EXCLUSIVE: Bully-Banks' New Firm Threatens 700 Lawsuits over Mis-Sold Derivatives
Independent campaign group Bully-Banks has set up a new company called Ordinary People in Business Limited (OPB), in order to help members to each separately start litigation proceedings against UK banks that they believe have mis-sold them complex derivative products.
Since Bully-Banks, which has 700 members, was advised by several solicitors that it would not be possible or advisable to file a large group class action suit, the campaign group set up the new company, which is limited by guarantee in order to help start the proceedings with the aid of two main law firms.
Headed by eight board directors, OPB is looking for its 700 member companies, and potentially 1,500 company directors, to subscribe in order to help facilitate litigation proceedings against the UK's largest banks - RBS, Barclays, HSBC and Lloyd's.
"It is absurd that we have got into this situation.

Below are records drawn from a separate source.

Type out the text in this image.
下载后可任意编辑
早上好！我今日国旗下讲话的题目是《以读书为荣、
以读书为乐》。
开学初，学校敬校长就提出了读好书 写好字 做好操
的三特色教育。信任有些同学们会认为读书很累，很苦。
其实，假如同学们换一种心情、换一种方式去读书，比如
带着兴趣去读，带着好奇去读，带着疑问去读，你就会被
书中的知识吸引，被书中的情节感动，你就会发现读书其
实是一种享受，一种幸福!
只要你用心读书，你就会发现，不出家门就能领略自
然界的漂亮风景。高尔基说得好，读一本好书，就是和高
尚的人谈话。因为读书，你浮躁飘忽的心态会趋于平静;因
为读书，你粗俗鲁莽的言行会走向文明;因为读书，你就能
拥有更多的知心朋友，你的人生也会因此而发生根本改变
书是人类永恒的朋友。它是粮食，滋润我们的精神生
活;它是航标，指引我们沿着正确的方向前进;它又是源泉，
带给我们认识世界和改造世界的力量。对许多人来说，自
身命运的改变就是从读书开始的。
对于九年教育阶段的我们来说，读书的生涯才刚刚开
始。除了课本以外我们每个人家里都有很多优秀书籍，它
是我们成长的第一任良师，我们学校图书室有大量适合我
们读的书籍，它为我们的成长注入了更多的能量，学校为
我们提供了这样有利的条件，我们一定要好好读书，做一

Even when we met senior civil servants at the UK Treasury, they started the conversation by saying that they know [we] have been mis-sold these products and all the senior executives at the banks know this too yet our members are still finding it hard to get an answer or response from their banks.
"On top of this the Financial Services Authority (FSA) largely ignored our concerns and recommendations before they published their report in June," Jeremy Roe, founder of Bully-Banks, told IBTimes UK in an exclusive interview.
"We don't want to launch such high-scale litigation proceedings, nor are we bank bashers. We aren't idiots and we realise that we still have to have a reasonable working relationship with the banks, which we want to maintain, but setting up this new company to help facilitate members seeking litigation proceedings is the final straw. We just want the banks to stop their 'deny and delay' tactic and move on from the years of mis-selling and properly address what has led to this situation and help resolve all these cases in a systematic and communicative way," he added.
Roe, who runs a chain of holiday cottages, set up Bully-Banks after he said he fell victim to mis-selling.
The group is independent and is aimed at publicising what has happened so that those small-to-medium enterprises (SMEs) who have been mis-sold interest rate swap agreements (IRSA) know that there are many others in the same situation.
The aim is to help prompt the exchange of information, coordinate a campaign to involve parliament, the FSA and the media and assist in the coordination of legal action.
Bully-Banks has had hundreds of businesses join the campaign and met Treasury officials to deliver recommendations for how the FSA reviews could be better improved to provide compensation and sustainability for businesses that are sinking because of the product payment constraints.
On 29 June, UK lenders Barclays, RBS, HSBC and Lloyds Banking Group agreed to stop selling interest rate hedging products to SMEs after the FSA found them guilty of mis-selling derivatives products.
In early September, Martin Wheatley, the managing director at the FSA and CEO designate of the Financial Conduct Authority (FCA), published a report on clamping down on banks sales rewards to prevent future cases of mis-selling of derivatives to consumers.
However, Bully-Banks and other market experts have said that not enough was being done to deliver a simple compensation avenue for these businesses.
FSA spokesman Joseph Eyre told IBTimes UK last week: "Discussions with the banks have been wholly focused on getting the right outcome for those people who bought these products and insuring that there is a thorough review of their sales."
Eyre was not immediately available for renewed comment. Spokespeople from the UK Treasury were also not immeidately available for comment.